A never-ending cycle of corruptive power
-30- begins with the discovery that the “red ribbon killer”, invented by McNulty to force a U-turn on police cuts, is a fabrication. Instead of making the news public, however, Mayor Tommy Carcetti covers this up for fear of his planned campaign for Governor being undone. And Jimmy McNulty lives to fight another day. Carcetti, a once idealistic and ambitious do-gooder, has become the self-serving politician he once reviled – and the cover-up works. He succeeds in his bid to become Governor. Sherryl Vint, author of ‘The Wire (TV Milestone Series)’, notes that this embodies a theme of the final season, and the drama as a whole. “The core message retained by this finale is that political capital – and real capital – is what rules the day,” she says. “Those in power would rather participate in a cover-up than jeopardise their own career advancement. “Power corrupts: whatever the ideals characters had about entering the police force or municipal office, they are – mostly – susceptible to rationalisation that tells them they can do more once they have themselves advanced.”
Duquan and Michael succeed Bubbles and Omar
The fate of the younger characters is also sealed in the show’s finale. Duquan “Dukie” Weems falls into drug addiction, while Michael Lee resorts to robbing dealers. The pair essentially step into the roles of two other major characters who came before them. Duquan replaces Bubbles as a vagrant ‘dope-fiend’; Michael becomes the successor to enigmatic gunman Omar.
“Dukie and Michael become reinvented version of Bubbles and Omar,” says Vint, “and the cycle continues because there is no systemic change.” Vint notes that anyone who escapes the cycle is in the minority. Bubbles comes off the drugs and moves in with his sister, while Namond Brice is adopted by Howard “Bunny” Colvin.

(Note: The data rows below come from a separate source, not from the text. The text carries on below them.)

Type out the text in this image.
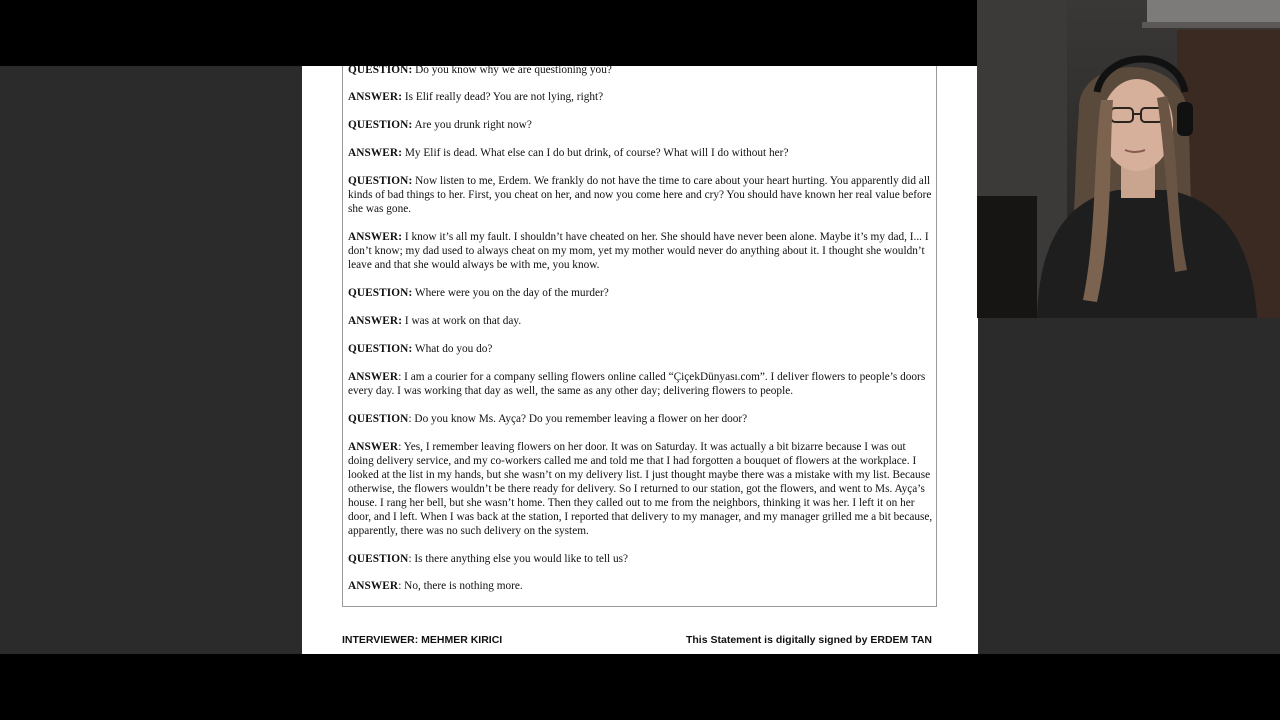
QUESTION: Do you know why we are questioning you?

ANSWER: Is Elif really dead? You are not lying, right?

QUESTION: Are you drunk right now?

ANSWER: My Elif is dead. What else can I do but drink, of course? What will I do without her?

QUESTION: Now listen to me, Erdem. We frankly do not have the time to care about your heart hurting. You apparently did all kinds of bad things to her. First, you cheat on her, and now you come here and cry? You should have known her real value before she was gone.

ANSWER: I know it’s all my fault. I shouldn’t have cheated on her. She should have never been alone. Maybe it’s my dad, I... I don’t know; my dad used to always cheat on my mom, yet my mother would never do anything about it. I thought she wouldn’t leave and that she would always be with me, you know.

QUESTION: Where were you on the day of the murder?

ANSWER: I was at work on that day.

QUESTION: What do you do?

ANSWER: I am a courier for a company selling flowers online called “ÇiçekDünyası.com”. I deliver flowers to people’s doors every day. I was working that day as well, the same as any other day; delivering flowers to people.

QUESTION: Do you know Ms. Ayça? Do you remember leaving a flower on her door?

ANSWER: Yes, I remember leaving flowers on her door. It was on Saturday. It was actually a bit bizarre because I was out doing delivery service, and my co-workers called me and told me that I had forgotten a bouquet of flowers at the workplace. I looked at the list in my hands, but she wasn’t on my delivery list. I just thought maybe there was a mistake with my list. Because otherwise, the flowers wouldn’t be there ready for delivery. So I returned to our station, got the flowers, and went to Ms. Ayça’s house. I rang her bell, but she wasn’t home. Then they called out to me from the neighbors, thinking it was her. I left it on her door, and I left. When I was back at the station, I reported that delivery to my manager, and my manager grilled me a bit because, apparently, there was no such delivery on the system.

QUESTION: Is there anything else you would like to tell us?

ANSWER: No, there is nothing more.

INTERVIEWER: MEHMER KIRICI	This Statement is digitally signed by ERDEM TAN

But these are notable exceptions. “There are only moments of individual transcendence of this system, such as Namond being taken into a new environment, which allows his life to unfold on a different trajectory.”
Systems and greed
The continuing merry-go-round sees other notable examples of shoes being filled. Sydnor fills the role of rule-breaking good cop, replacing Jimmy McNulty. Marlo Stanfield succeeds where Stringer Bell failed as an ambitious criminal entrepreneur (though, ironically, he still longs for the game, while Stringer wished to be free of it). The reason for the cycle continuing is the refusal of those in power to instigate proper and effective change, beyond self-serving “cosmetic” change.
“The cycle of crime is not never-ending because of some kind of fatalism or inherent failure of humanity,” says Vint. “The cycle doesn’t end because structural or systemic change is never achieved, and all efforts to make these necessary changes are always shut down for political reasons.”
Baltimore’s issues are universal
The final shot of The Wire is a panoramic view of the show’s real central character – Baltimore. Most remarkable about The Wire , perhaps, was its ability to raise awareness of systemic issues that plague not just Baltimore, but the wider world. Vint believes the show’s central themes of political greed, forgotten communities and a broken system were all meshed together to portray the aftermath of abandoned industrial centres. “The real story is what happens to rust belt cities when work leaves, how economic struggle ties in with other problems like systemic racism, and what it means to be born into that world.”